A maggior forza ed a miglior natura
liberi soggiacete; e quella cria
la mente in voi, che il ciel non ha in sua cura"

Con queste parole, l'autore ci vuole dire che conoscere le stelle significa togliersi dalla possibilità di farsi influenzare: esse non determinato la vita dell'uomo ma può indicarla. In questo modo, Dante non contravveniva in modo alcuno ai dogmi di Roma e questo "sdoganò" la figura dell'astrologo che spesso trovava lavoro nelle corti più importanti. E pensare che è lo stesso Dante a ringraziare le stelle per il grande intelletto che gli hanno concesso!

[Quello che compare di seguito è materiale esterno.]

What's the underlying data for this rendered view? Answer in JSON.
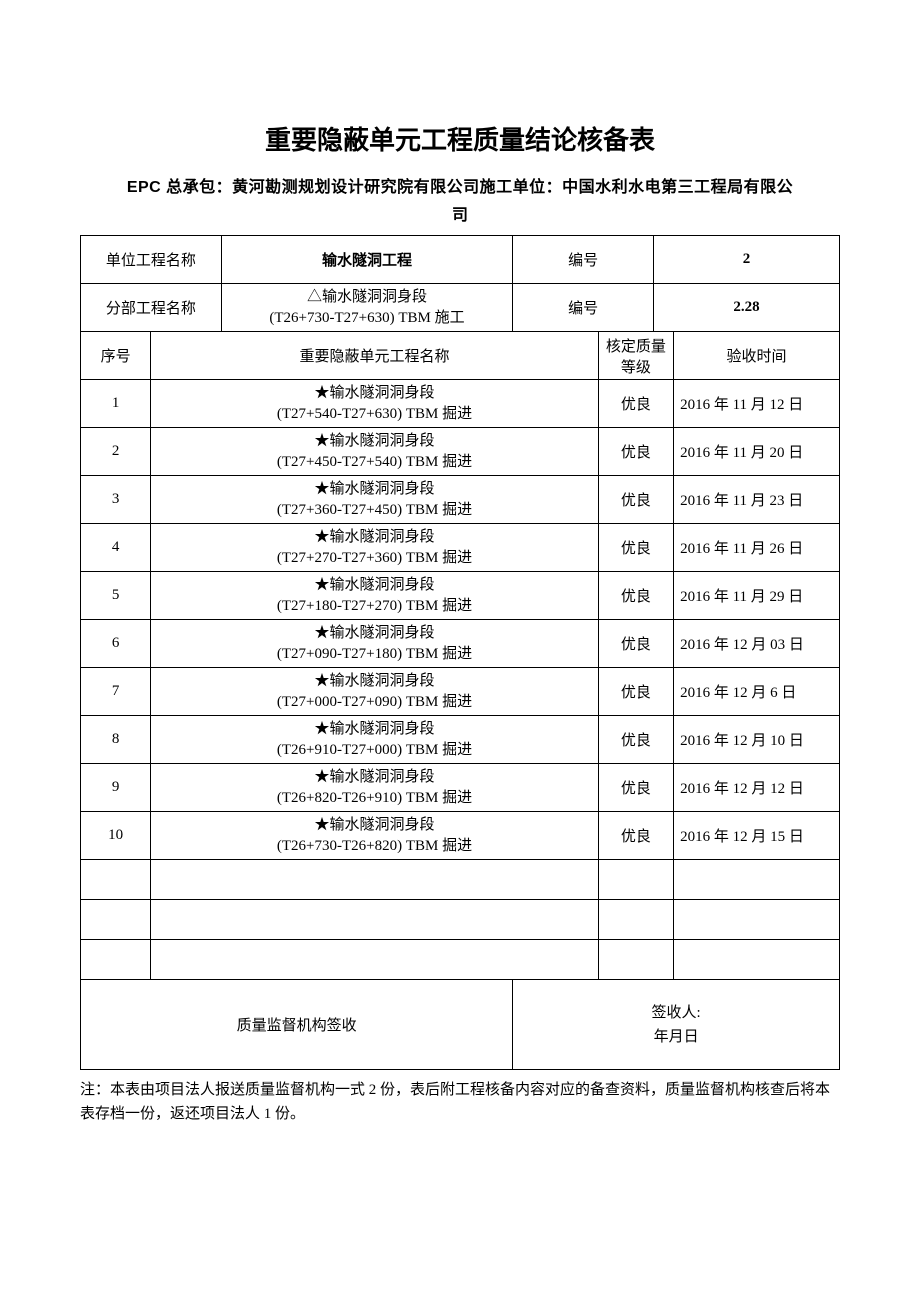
{
  "title": "重要隐蔽单元工程质量结论核备表",
  "epc_line": "EPC 总承包：黄河勘测规划设计研究院有限公司施工单位：中国水利水电第三工程局有限公",
  "epc_line2": "司",
  "header": {
    "unit_project_label": "单位工程名称",
    "unit_project_value": "输水隧洞工程",
    "unit_num_label": "编号",
    "unit_num_value": "2",
    "sub_project_label": "分部工程名称",
    "sub_project_value_l1": "△输水隧洞洞身段",
    "sub_project_value_l2": "(T26+730-T27+630) TBM 施工",
    "sub_num_label": "编号",
    "sub_num_value": "2.28"
  },
  "columns": {
    "seq": "序号",
    "name": "重要隐蔽单元工程名称",
    "grade": "核定质量等级",
    "date": "验收时间"
  },
  "rows": [
    {
      "seq": "1",
      "name_l1": "★输水隧洞洞身段",
      "name_l2": "(T27+540-T27+630) TBM 掘进",
      "grade": "优良",
      "date": "2016 年 11 月 12 日"
    },
    {
      "seq": "2",
      "name_l1": "★输水隧洞洞身段",
      "name_l2": "(T27+450-T27+540) TBM 掘进",
      "grade": "优良",
      "date": "2016 年 11 月 20 日"
    },
    {
      "seq": "3",
      "name_l1": "★输水隧洞洞身段",
      "name_l2": "(T27+360-T27+450) TBM 掘进",
      "grade": "优良",
      "date": "2016 年 11 月 23 日"
    },
    {
      "seq": "4",
      "name_l1": "★输水隧洞洞身段",
      "name_l2": "(T27+270-T27+360) TBM 掘进",
      "grade": "优良",
      "date": "2016 年 11 月 26 日"
    },
    {
      "seq": "5",
      "name_l1": "★输水隧洞洞身段",
      "name_l2": "(T27+180-T27+270) TBM 掘进",
      "grade": "优良",
      "date": "2016 年 11 月 29 日"
    },
    {
      "seq": "6",
      "name_l1": "★输水隧洞洞身段",
      "name_l2": "(T27+090-T27+180) TBM 掘进",
      "grade": "优良",
      "date": "2016 年 12 月 03 日"
    },
    {
      "seq": "7",
      "name_l1": "★输水隧洞洞身段",
      "name_l2": "(T27+000-T27+090) TBM 掘进",
      "grade": "优良",
      "date": "2016 年 12 月 6 日"
    },
    {
      "seq": "8",
      "name_l1": "★输水隧洞洞身段",
      "name_l2": "(T26+910-T27+000) TBM 掘进",
      "grade": "优良",
      "date": "2016 年 12 月 10 日"
    },
    {
      "seq": "9",
      "name_l1": "★输水隧洞洞身段",
      "name_l2": "(T26+820-T26+910) TBM 掘进",
      "grade": "优良",
      "date": "2016 年 12 月 12 日"
    },
    {
      "seq": "10",
      "name_l1": "★输水隧洞洞身段",
      "name_l2": "(T26+730-T26+820) TBM 掘进",
      "grade": "优良",
      "date": "2016 年 12 月 15 日"
    }
  ],
  "sign": {
    "left": "质量监督机构签收",
    "right_l1": "签收人:",
    "right_l2": "年月日"
  },
  "footnote": "注：本表由项目法人报送质量监督机构一式 2 份，表后附工程核备内容对应的备查资料，质量监督机构核查后将本表存档一份，返还项目法人 1 份。"
}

Particolarmente interessante è la vicenda di Giovanni da Toledo il quale annunciò una calamità naturale a causa di una congiunzione astrale nel segno della Bilancia. Durante San Silvestro dell'Anno del Signore 1185 moltissime città italiane, tedesche, francesi e anche spagnole furono colpite da una catastrofe fatta di terremoti, vento fortissimo e temporali violentissimi creando una serie di immani disagi alla popolazioni che si dovettero proteggere in grotte e caverne. Guai a "sporcare" la dottrina cattolica con l'astrologia! Cecco d'Ascoli, professore di Bologna, fu condannato al rogo perchè decise di...farsi mago. Sarà solamente nel XV secolo con le fondamentali scoperte di Galileo e di Keplero che cambiò la concezione dell'Universo e dell'uomo e, Isacco Newton, a Cambridge inizierà gli studi di fisica proprio in quanto solleticato dall'Astrologia.